Vincent Fremont (born 1950) worked his way up from freelancer and Factory assistant to producing—and sometimes directing—all of Warhol’s television programs from 1979 to 1987, to eventually becoming Warhol’s Executive Studio Manager and the Vice President of Andy Warhol Enterprises, the commercial edifice of Warhol’s collected projects and ventures. As such, he came to be one of the major faces of the entire Warhol story.
Vincent Fremont was born in San Diego, and it was from there that he embarked on a cross-country trip with a group of friends (a “conceptual group” called The Babies) to New York in 1969, a year after graduating high school. He met Andy Warhol on just his third day there; apparently, his two friends had met the artist months prior. Fremont was not unaware of Warhol and the greater art world, however, as his father, Robert Fremont, was an artist himself who exhibited his work at Esther Robles Gallery in 1962, not far from Irving Blum and Walter Hopps’ Ferus Gallery. By the time Fremont met, and was interviewed by, Warhol at age 18, he was already a fan. He started as secretary of sorts, answering the phone and sweeping the floors, but eventually became involved in the development of director Paul Morrissey and Warhol’s film, Trash, as a production assistant. This led to increasingly greater roles in Warhol’s films, as well as video projects like Phoney, which Fremont directed, Fight, and Vivian’s Girls, and by the 80s, producing all major Warhol television productions like Fashion, Andy Warhol’s T. V., and MTV’s Andy Warhol’s Fifteen Minutes, to which Fremont is also credited as a writer. Fremont is also credited for the “time capsule” idea, referring to the boxes upon boxes of souvenirs, keepsakes, and bric-a-brac Warhol essentially hoarded in his private studio, as well as boxing and dating the first few capsules.

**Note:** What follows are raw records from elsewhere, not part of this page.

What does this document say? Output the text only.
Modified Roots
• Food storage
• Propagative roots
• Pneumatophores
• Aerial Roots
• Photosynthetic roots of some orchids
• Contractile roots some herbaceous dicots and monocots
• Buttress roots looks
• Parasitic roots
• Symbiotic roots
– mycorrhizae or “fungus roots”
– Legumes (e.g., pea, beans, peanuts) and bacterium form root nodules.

Today, Vincent Fremont is largely known as the CEO of ArtNews Ltd and as one of the founding directors of the Andy Warhol Foundation. He also served as the Foundation’s exclusive sales agent for nearly two decades (1991-2010). Additionally, he was closely involved in establishing the Andy Warhol Museum in Pittsburgh. Furthermore, Fremont and his wife, Shelly Dunn Fremont, co-directed and produced a 2000 documentary on the life of Warhol Superstar, Brigid Berlin. They currently reside in New York.